On Lelong Numbers of Generalized Monge-Amp\`ere Products

TL;DR

This paper studies generalized Monge-Ampère products of quasiplurisubharmonic functions, providing estimates for their Lelong numbers under pushforward operations, and applies these results to analyze the positivity properties of vector bundles.

Contribution

It extends the understanding of Lelong number estimates for generalized Monge-Ampère products and applies these to pseudoeffective vector bundles, generalizing recent results on nefness.

Findings

Established bounds for Lelong numbers of pushforward Monge-Ampère products.

Applied estimates to Chern and Segre currents of vector bundles.
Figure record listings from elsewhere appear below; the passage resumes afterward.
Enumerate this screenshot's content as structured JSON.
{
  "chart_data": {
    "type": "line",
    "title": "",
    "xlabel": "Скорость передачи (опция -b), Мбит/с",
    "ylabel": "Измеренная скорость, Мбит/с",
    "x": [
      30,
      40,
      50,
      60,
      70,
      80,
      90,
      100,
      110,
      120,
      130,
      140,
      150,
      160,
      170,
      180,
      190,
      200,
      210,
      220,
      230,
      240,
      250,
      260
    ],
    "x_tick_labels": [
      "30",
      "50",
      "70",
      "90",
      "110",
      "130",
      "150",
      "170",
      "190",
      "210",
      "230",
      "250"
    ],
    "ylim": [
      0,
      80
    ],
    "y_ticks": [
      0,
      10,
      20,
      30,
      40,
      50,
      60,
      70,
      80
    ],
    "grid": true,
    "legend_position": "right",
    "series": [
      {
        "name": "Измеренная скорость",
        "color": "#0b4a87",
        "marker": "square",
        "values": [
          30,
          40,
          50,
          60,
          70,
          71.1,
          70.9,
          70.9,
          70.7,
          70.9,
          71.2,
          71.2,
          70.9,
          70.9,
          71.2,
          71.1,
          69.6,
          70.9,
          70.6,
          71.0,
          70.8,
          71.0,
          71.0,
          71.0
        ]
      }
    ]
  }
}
Proved a criterion for nefness based on non-nef locus and Chern class conditions.

Abstract

We consider generalized (mixed) Monge-Amp\`ere products of quasiplurisubharmonic functions (with and without analytic singularities) as they were introduced and studied in several articles written by subsets of M. Andersson, E. Wulcan, Z. B{\l}ocki, R. L\"ark\"ang, H. Raufi, J. Ruppenthal, and the author. We continue these studies and present estimates for the Lelong numbers of pushforwards of such products by proper holomorphic submersions. Furthermore, we apply these estimates to Chern and Segre currents of pseudoeffective vector bundles. Among other corollaries, we obtain the following generalization of a recent result by X. Wu. If the non-nef locus of a pseudoeffective vector bundle $E$ on a K\"ahler manifold is contained in a countable union of $k$-codimensional analytic sets, and if the $k$-power of the first Chern class of $E$ is trivial, then $E$ is nef.